None of the boxes within the “Compelling Reasons” section of the judgments were checked in this case, and, given the forms, it is unsurprising that neither the parties nor the court discovered that error.   Based on the judgments, we can only infer, from the court's ultimate conclusion to change the plan as to each child, that it actually made the specific, predicate finding for a change of plan set out in ORS  419B.476(5)(d)—namely, that there are not compelling reasons for determining that filing a petition to terminate parental rights would not be in the best interests of the child or ward.

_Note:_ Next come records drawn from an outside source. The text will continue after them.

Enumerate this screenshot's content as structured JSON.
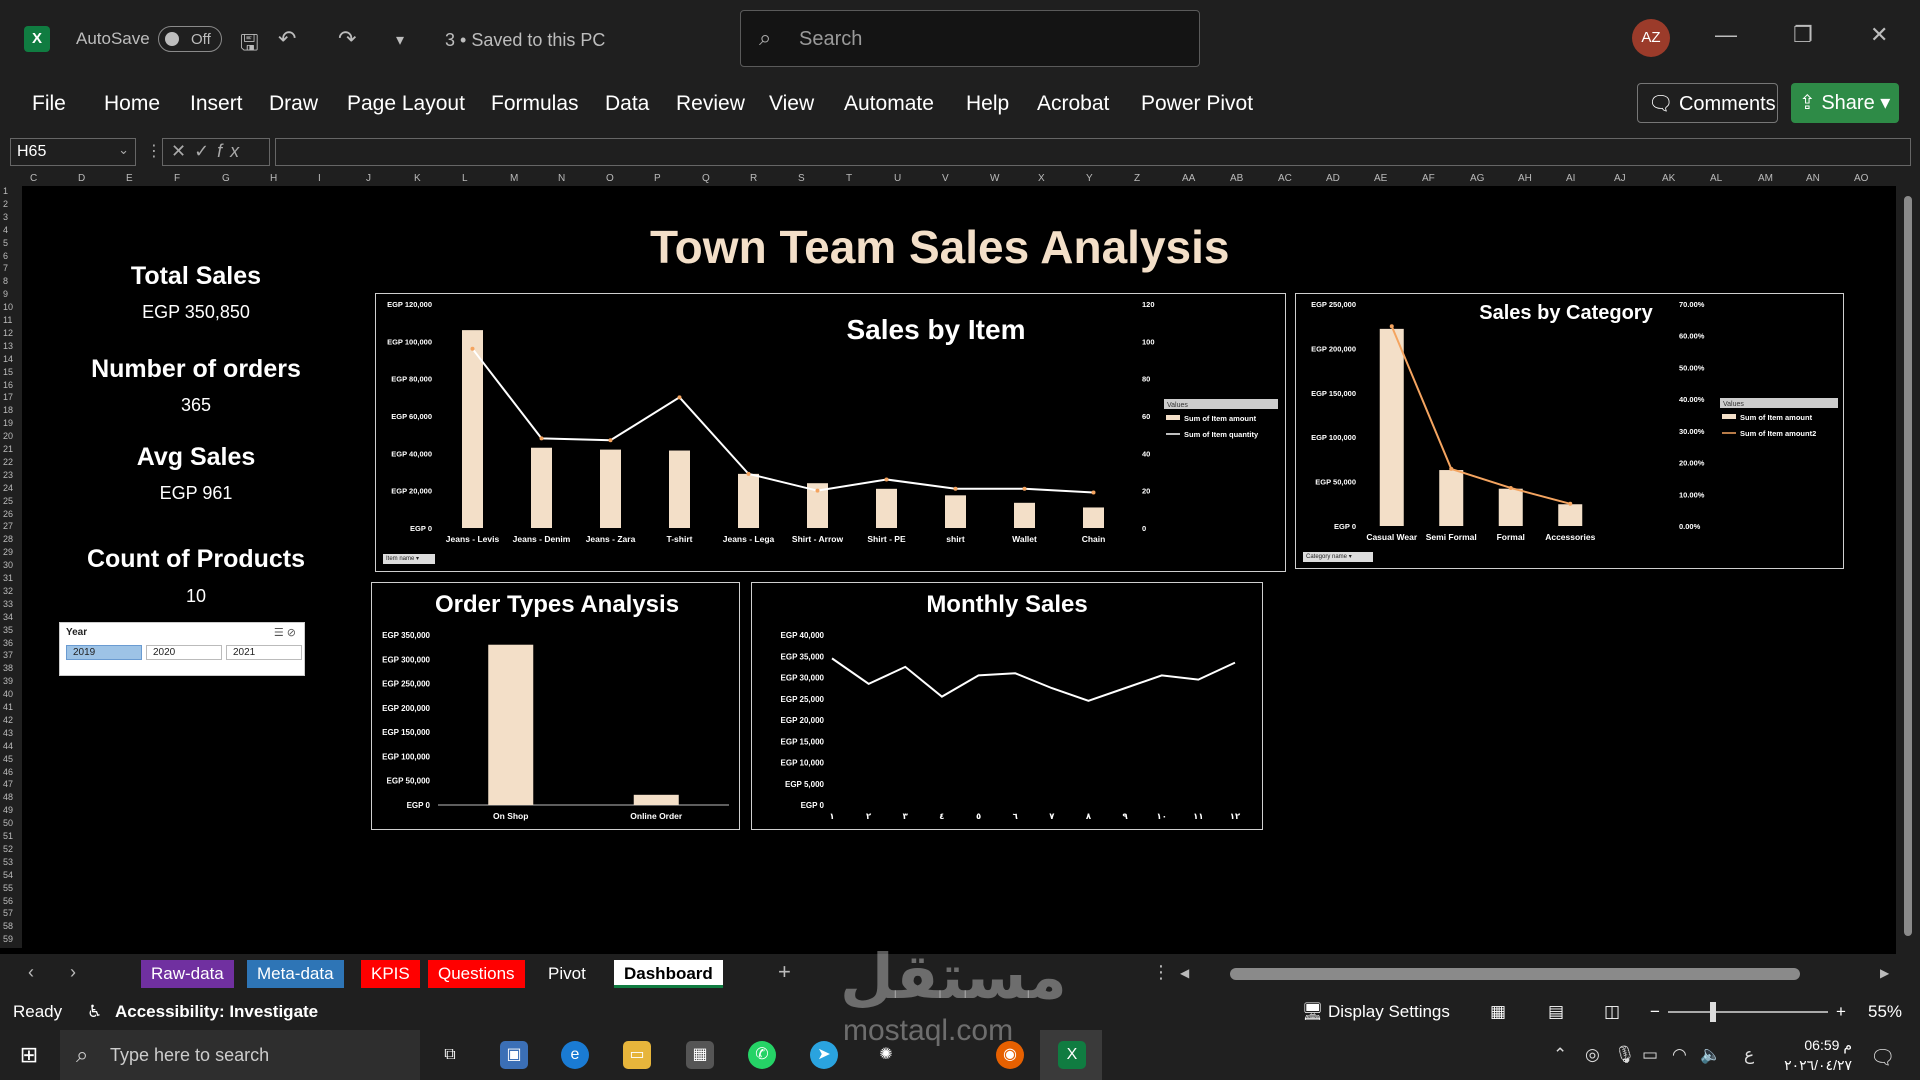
{
  "app": {
    "autosave_label": "AutoSave",
    "autosave_state": "Off",
    "document_status": "3 • Saved to this PC",
    "search_placeholder": "Search",
    "user_initials": "AZ"
  },
  "menu": [
    "File",
    "Home",
    "Insert",
    "Draw",
    "Page Layout",
    "Formulas",
    "Data",
    "Review",
    "View",
    "Automate",
    "Help",
    "Acrobat",
    "Power Pivot"
  ],
  "actions": {
    "comments": "Comments",
    "share": "Share"
  },
  "formula_bar": {
    "name_box": "H65",
    "formula": ""
  },
  "columns": [
    "C",
    "D",
    "E",
    "F",
    "G",
    "H",
    "I",
    "J",
    "K",
    "L",
    "M",
    "N",
    "O",
    "P",
    "Q",
    "R",
    "S",
    "T",
    "U",
    "V",
    "W",
    "X",
    "Y",
    "Z",
    "AA",
    "AB",
    "AC",
    "AD",
    "AE",
    "AF",
    "AG",
    "AH",
    "AI",
    "AJ",
    "AK",
    "AL",
    "AM",
    "AN",
    "AO"
  ],
  "dashboard": {
    "title": "Town Team Sales Analysis",
    "kpis": [
      {
        "label": "Total Sales",
        "value": "EGP 350,850"
      },
      {
        "label": "Number of orders",
        "value": "365"
      },
      {
        "label": "Avg Sales",
        "value": "EGP 961"
      },
      {
        "label": "Count of Products",
        "value": "10"
      }
    ],
    "slicer": {
      "header": "Year",
      "items": [
        "2019",
        "2020",
        "2021"
      ],
      "selected": "2019"
    }
  },
  "chart_data": [
    {
      "type": "bar",
      "title": "Sales by Item",
      "categories": [
        "Jeans - Levis",
        "Jeans - Denim",
        "Jeans - Zara",
        "T-shirt",
        "Jeans - Lega",
        "Shirt - Arrow",
        "Shirt - PE",
        "shirt",
        "Wallet",
        "Chain"
      ],
      "series": [
        {
          "name": "Sum of Item amount",
          "type": "bar",
          "values": [
            106000,
            43000,
            42000,
            41500,
            29000,
            24000,
            21000,
            17500,
            13500,
            11000
          ]
        },
        {
          "name": "Sum of Item quantity",
          "type": "line",
          "axis": "secondary",
          "values": [
            96,
            48,
            47,
            70,
            29,
            20,
            26,
            21,
            21,
            19
          ]
        }
      ],
      "y_ticks": [
        "EGP 0",
        "EGP 20,000",
        "EGP 40,000",
        "EGP 60,000",
        "EGP 80,000",
        "EGP 100,000",
        "EGP 120,000"
      ],
      "ylim": [
        0,
        120000
      ],
      "y2_ticks": [
        "0",
        "20",
        "40",
        "60",
        "80",
        "100",
        "120"
      ],
      "y2lim": [
        0,
        120
      ],
      "legend_header": "Values",
      "legend_position": "right",
      "field_button": "Item name"
    },
    {
      "type": "bar",
      "title": "Sales by Category",
      "categories": [
        "Casual Wear",
        "Semi Formal",
        "Formal",
        "Accessories"
      ],
      "series": [
        {
          "name": "Sum of Item amount",
          "type": "bar",
          "values": [
            222000,
            63000,
            42000,
            24500
          ]
        },
        {
          "name": "Sum of Item amount2",
          "type": "line",
          "axis": "secondary",
          "values": [
            0.63,
            0.18,
            0.12,
            0.07
          ]
        }
      ],
      "y_ticks": [
        "EGP 0",
        "EGP 50,000",
        "EGP 100,000",
        "EGP 150,000",
        "EGP 200,000",
        "EGP 250,000"
      ],
      "ylim": [
        0,
        250000
      ],
      "y2_ticks": [
        "0.00%",
        "10.00%",
        "20.00%",
        "30.00%",
        "40.00%",
        "50.00%",
        "60.00%",
        "70.00%"
      ],
      "y2lim": [
        0,
        0.7
      ],
      "legend_header": "Values",
      "legend_position": "right",
      "field_button": "Category name"
    },
    {
      "type": "bar",
      "title": "Order Types Analysis",
      "categories": [
        "On Shop",
        "Online Order"
      ],
      "values": [
        330000,
        21000
      ],
      "y_ticks": [
        "EGP 0",
        "EGP 50,000",
        "EGP 100,000",
        "EGP 150,000",
        "EGP 200,000",
        "EGP 250,000",
        "EGP 300,000",
        "EGP 350,000"
      ],
      "ylim": [
        0,
        350000
      ]
    },
    {
      "type": "line",
      "title": "Monthly Sales",
      "categories": [
        "١",
        "٢",
        "٣",
        "٤",
        "٥",
        "٦",
        "٧",
        "٨",
        "٩",
        "١٠",
        "١١",
        "١٢"
      ],
      "values": [
        34500,
        28500,
        32500,
        25500,
        30500,
        31000,
        27500,
        24500,
        27500,
        30500,
        29500,
        33500
      ],
      "y_ticks": [
        "EGP 0",
        "EGP 5,000",
        "EGP 10,000",
        "EGP 15,000",
        "EGP 20,000",
        "EGP 25,000",
        "EGP 30,000",
        "EGP 35,000",
        "EGP 40,000"
      ],
      "ylim": [
        0,
        40000
      ]
    }
  ],
  "sheet_tabs": [
    {
      "label": "Raw-data",
      "color": "#7030a0"
    },
    {
      "label": "Meta-data",
      "color": "#2e75b6"
    },
    {
      "label": "KPIS",
      "color": "#ff0000"
    },
    {
      "label": "Questions",
      "color": "#ff0000"
    },
    {
      "label": "Pivot",
      "color": ""
    },
    {
      "label": "Dashboard",
      "color": "",
      "active": true
    }
  ],
  "status": {
    "ready": "Ready",
    "accessibility": "Accessibility: Investigate",
    "display_settings": "Display Settings",
    "zoom": "55%"
  },
  "taskbar": {
    "search_placeholder": "Type here to search",
    "time": "06:59 م",
    "date": "٢٠٢٦/٠٤/٢٧",
    "lang": "ع"
  },
  "watermark": {
    "main": "مستقل",
    "sub": "mostaql.com"
  },
  "colors": {
    "bar": "#f3dfc8",
    "line": "#ffffff",
    "accent_green": "#107c41"
  }
}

The statute, however, demands more than inferences from a permanency judgment.   As we explained in M.A., ORS 419B.476(5) expresses the legislature's intent that “the trial court carefully evaluate DHS's decision to change a permanency plan for a child in order to ensure that the decision is one that is most likely to lead to a positive outcome for the child.”  227 Or.App. at 183, 205 P.3d 36.   Indeed, the matter is of such import that the legislature has required not only that the findings be made, but that they be expressly included in the court's written order.   In other words, the legislature has manifested its intent that a juvenile court expressly connect all of the dots along the way to a change in the permanency plan.   The court did not do so in this case and, given the clear legislative mandate and interests at stake, as well as the confusing form of judgment, we consider this an appropriate case in which to exercise our discretion to correct the errors in the permanency judgments.

Reversed and remanded.


1.   Adding to the confusion, the form phrases the relevant findings in terms of what DHS “has demonstrated” or “failed to demonstrate,” whereas ORS 419B.498(2)(b) is simply phrased in terms of whether the circumstance exists—i.e., whether “there is a compelling reason * * *.”

2.   Whether the agency has or has not provided services is a relevant “circumstance” under ORS 419B.498(2)(c), but it is not, technically speaking, one of the “compelling reasons” for not moving toward termination listed in paragraph (2)(b) of the statute.   In that sense, the “Compelling Reasons” title within the form is somewhat inaccurate;  that section of the form more accurately pertains to the “circumstances in ORS 419B.498(2),” and “compelling reasons” are among those circumstances.